Et comment faire pour éviter dans ce contexte un « clash » entre générations, notamment entre baby boomers et millennials ? La création d’une rencontre, d’un « match » fondé sur une mutualisation et une solidarité choisies est une piste. Pour permettre à des étudiants de se loger sans avoir à payer de loyer, l’Université de Salamanque en Espagne a mis sur pied un programme de logement partagé. Une coloc comme une autre ? Pas tout à fait. La principale différence tient à l’âge des colocataires : l’un a plus de 60 ans, l’autre est étudiant et doit en avoir au moins 18. En échange d’une participation à hauteur de 50 % aux frais communs comme l’eau, le gaz, l’électricité, Alberto, étudiant en traduction et interprétariat partage l’appartement de Lupe.
« Chacun vit à son rythme de manière assez autonome. On fait nos courses séparément mais si Lupe a besoin de quelque chose de lourd, une bouteille de lait ou un autre produit comme ça, je le lui apporte », raconte l’étudiant. Un document listant les obligations des deux parties facilite le bon déroulement de l’expérience. Alberto s’engage à passer du temps avec celle qui l’héberge, Lupe à respecter l’intimité et le mode de vie du jeune homme. Une relation gagnant-gagnant dont chacun sort grandi. « On réalise qu’on n’est pas si différents et que deux générations peuvent très bien vivre ensemble », remarque Alberto qui semble avoir matché à merveille.
Les liens du sens
Ici on partage un logement, ailleurs une passion ou des hobbies. Bienvenue chez Les Talents d’Alphonse, une plateforme créée en France en 2016 pour faciliter la transmission de savoir-faire sur un mode intergénérationnel. D’un côté, des plus jeunes dits « Curieux » et de l’autre, des moins jeunes dits « Alphonses » ou « Alphonsines ». De l’apprentissage d’une langue au bricolage en passant par la couture, la peinture, la musique, la photographie… tous les talents y sont mis à disposition.
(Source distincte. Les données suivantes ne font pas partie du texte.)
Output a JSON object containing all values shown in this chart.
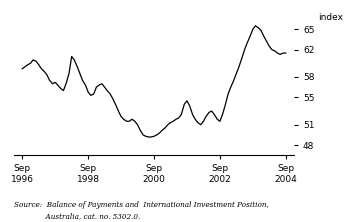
{
  "title": "",
  "ylabel": "index",
  "ylim": [
    46.5,
    67.0
  ],
  "yticks": [
    48,
    51,
    55,
    58,
    62,
    65
  ],
  "source_line1": "Source:  Balance of Payments and  International Investment Position,",
  "source_line2": "              Australia, cat. no. 5302.0.",
  "line_color": "#000000",
  "line_width": 0.9,
  "background_color": "#ffffff",
  "x_tick_years": [
    1996,
    1998,
    2000,
    2002,
    2004
  ],
  "data": [
    [
      1996.75,
      59.2
    ],
    [
      1996.92,
      59.8
    ],
    [
      1997.0,
      60.0
    ],
    [
      1997.08,
      60.5
    ],
    [
      1997.17,
      60.3
    ],
    [
      1997.25,
      59.8
    ],
    [
      1997.33,
      59.2
    ],
    [
      1997.42,
      58.8
    ],
    [
      1997.5,
      58.3
    ],
    [
      1997.58,
      57.5
    ],
    [
      1997.67,
      57.0
    ],
    [
      1997.75,
      57.2
    ],
    [
      1997.83,
      56.8
    ],
    [
      1997.92,
      56.3
    ],
    [
      1998.0,
      56.0
    ],
    [
      1998.08,
      57.0
    ],
    [
      1998.17,
      58.5
    ],
    [
      1998.25,
      61.0
    ],
    [
      1998.33,
      60.5
    ],
    [
      1998.42,
      59.5
    ],
    [
      1998.5,
      58.5
    ],
    [
      1998.58,
      57.5
    ],
    [
      1998.67,
      56.8
    ],
    [
      1998.75,
      55.8
    ],
    [
      1998.83,
      55.3
    ],
    [
      1998.92,
      55.5
    ],
    [
      1999.0,
      56.5
    ],
    [
      1999.08,
      56.8
    ],
    [
      1999.17,
      57.0
    ],
    [
      1999.25,
      56.5
    ],
    [
      1999.33,
      56.0
    ],
    [
      1999.42,
      55.5
    ],
    [
      1999.5,
      54.8
    ],
    [
      1999.58,
      54.0
    ],
    [
      1999.67,
      53.0
    ],
    [
      1999.75,
      52.2
    ],
    [
      1999.83,
      51.8
    ],
    [
      1999.92,
      51.5
    ],
    [
      2000.0,
      51.5
    ],
    [
      2000.08,
      51.8
    ],
    [
      2000.17,
      51.5
    ],
    [
      2000.25,
      51.0
    ],
    [
      2000.33,
      50.2
    ],
    [
      2000.42,
      49.5
    ],
    [
      2000.5,
      49.3
    ],
    [
      2000.58,
      49.2
    ],
    [
      2000.67,
      49.2
    ],
    [
      2000.75,
      49.3
    ],
    [
      2000.83,
      49.5
    ],
    [
      2000.92,
      49.8
    ],
    [
      2001.0,
      50.2
    ],
    [
      2001.08,
      50.5
    ],
    [
      2001.17,
      51.0
    ],
    [
      2001.25,
      51.3
    ],
    [
      2001.33,
      51.5
    ],
    [
      2001.42,
      51.8
    ],
    [
      2001.5,
      52.0
    ],
    [
      2001.58,
      52.5
    ],
    [
      2001.67,
      54.0
    ],
    [
      2001.75,
      54.5
    ],
    [
      2001.83,
      53.8
    ],
    [
      2001.92,
      52.5
    ],
    [
      2002.0,
      51.8
    ],
    [
      2002.08,
      51.3
    ],
    [
      2002.17,
      51.0
    ],
    [
      2002.25,
      51.5
    ],
    [
      2002.33,
      52.2
    ],
    [
      2002.42,
      52.8
    ],
    [
      2002.5,
      53.0
    ],
    [
      2002.58,
      52.5
    ],
    [
      2002.67,
      51.8
    ],
    [
      2002.75,
      51.5
    ],
    [
      2002.83,
      52.5
    ],
    [
      2002.92,
      54.0
    ],
    [
      2003.0,
      55.5
    ],
    [
      2003.08,
      56.5
    ],
    [
      2003.17,
      57.5
    ],
    [
      2003.25,
      58.5
    ],
    [
      2003.33,
      59.5
    ],
    [
      2003.42,
      60.8
    ],
    [
      2003.5,
      62.0
    ],
    [
      2003.58,
      63.0
    ],
    [
      2003.67,
      64.0
    ],
    [
      2003.75,
      65.0
    ],
    [
      2003.83,
      65.5
    ],
    [
      2003.92,
      65.2
    ],
    [
      2004.0,
      64.8
    ],
    [
      2004.08,
      64.0
    ],
    [
      2004.17,
      63.2
    ],
    [
      2004.25,
      62.5
    ],
    [
      2004.33,
      62.0
    ],
    [
      2004.42,
      61.8
    ],
    [
      2004.5,
      61.5
    ],
    [
      2004.58,
      61.3
    ],
    [
      2004.67,
      61.5
    ],
    [
      2004.75,
      61.5
    ]
  ]
}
Au plus grand bonheur de curieux souvent trentenaires, attirés par un tarif accessible de 15 euros l’heure de cours et par la promesse d’un partage stimulant avec un.e retraité.e passionné.e ou passionnant.e. « Je n’ai plus de grand-mère et ça m’a permis d’avoir une grand-mère bis », raconte une curieuse suite à son expérience avec une Alphonsine. En plus de la contrepartie financière, les seniors voient leurs talents valorisés grâce à un échange intergénérationnel qui, selon les souhaits des fondateurs de cette start-up en pleine croissance, favorise la construction d’une relation à long terme.
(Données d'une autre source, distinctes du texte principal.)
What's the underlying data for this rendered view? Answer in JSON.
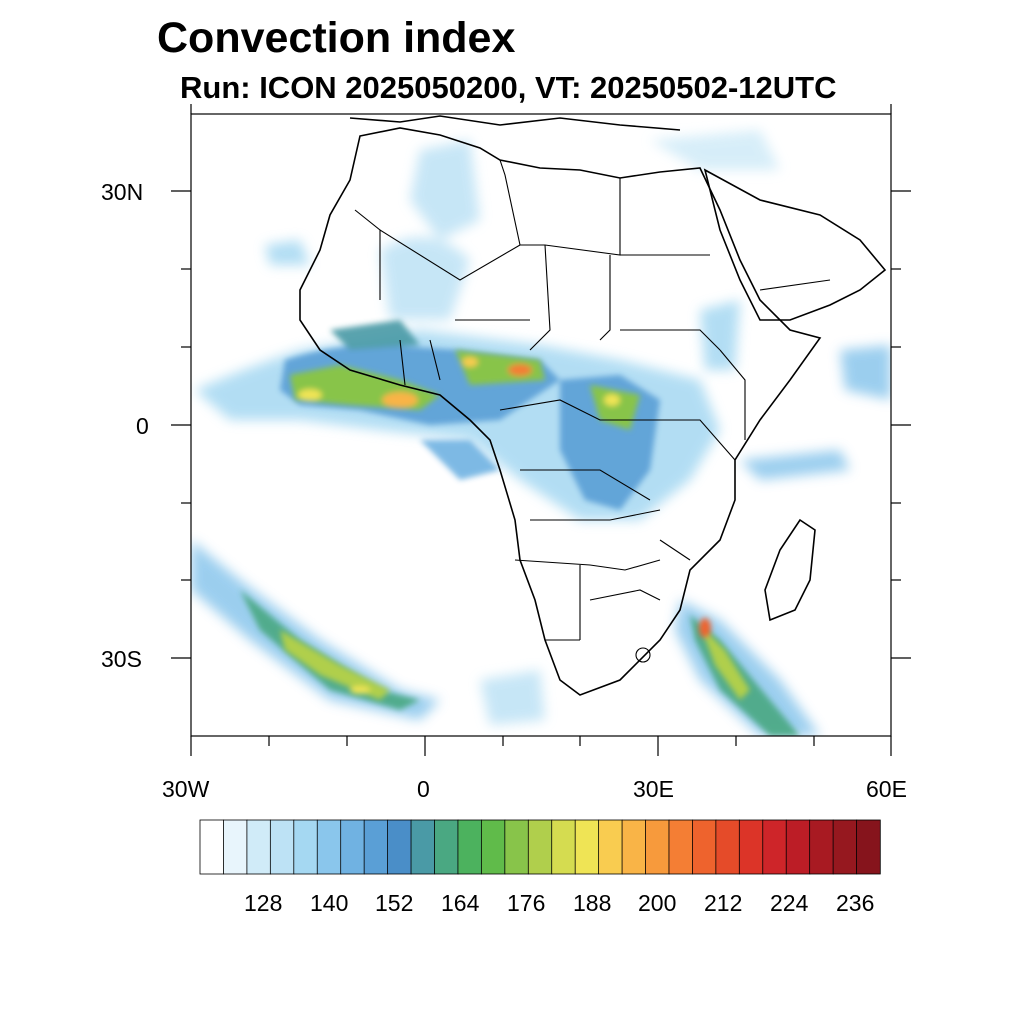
{
  "title": "Convection index",
  "subtitle": "Run: ICON 2025050200,  VT: 20250502-12UTC",
  "axes": {
    "lat_labels": [
      "30N",
      "0",
      "30S"
    ],
    "lon_labels": [
      "30W",
      "0",
      "30E",
      "60E"
    ],
    "lon_range": [
      -30,
      60
    ],
    "lat_range": [
      -40,
      40
    ]
  },
  "colorbar": {
    "labels": [
      "128",
      "140",
      "152",
      "164",
      "176",
      "188",
      "200",
      "212",
      "224",
      "236"
    ],
    "colors": [
      "#ffffff",
      "#e8f5fc",
      "#d0ebf8",
      "#bde2f5",
      "#a5d8f2",
      "#8ac6ec",
      "#70b2e2",
      "#5a9fd6",
      "#4a8ec8",
      "#4a9aa6",
      "#4aa882",
      "#4cb25e",
      "#60bb4a",
      "#88c44a",
      "#b0cf4c",
      "#d5dc50",
      "#efe455",
      "#f9cc50",
      "#f9b447",
      "#f79a3c",
      "#f47e34",
      "#ee632d",
      "#e54b29",
      "#dc3428",
      "#ce2529",
      "#bc1d26",
      "#a81a22",
      "#96181f",
      "#86141c"
    ]
  },
  "map_colors": {
    "land": "#ffffff",
    "ocean": "#ffffff",
    "border": "#000000"
  }
}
« On réalise qu’on n’est pas si différents et que deux générations peuvent très bien vivre ensemble. »
Du talent, ils en ont eux aussi à revendre. En grande majorité âgés de 25 à 30 ans, ils sont originaires du Maghreb, d’Afrique subsaharienne, d’Asie ou du Moyen-Orient et sont à la recherche d’un travail en Belgique. À Bruxelles, Liège, Gand et Anvers, l’association Duo for a job leur propose d’être coachés dans leur recherche par des personnes de plus de 50 ans expérimentées, issues du même secteur professionnel. CV, lettre de motivation, réseau, préparation aux entretiens… à hauteur de 2 heures par semaines pendant 6 mois, les jeunes accompagnés retrouvent grâce au mentorat intergénérationnel le chemin de l'emploi. Et développent au passage des aptitudes aussi précieuses que la confiance en soi et l’autonomie. « Aujourd’hui, je sais comment construire mon réseau et créer des contacts pour construire ma vie professionnelle et sociale. Je suis même capable d’accompagner moi-même de nouveaux arrivants en Belgique, de les aider à trouver leur place dans la société et sur le marché du travail. Je suis différent », témoigne un de ceux qu’on appelle « mentee ».
Trouver sa place en tirant le meilleur des différents âges de la vie : et si c’était ça, la nouvelle donne des liens intergénérationnels ?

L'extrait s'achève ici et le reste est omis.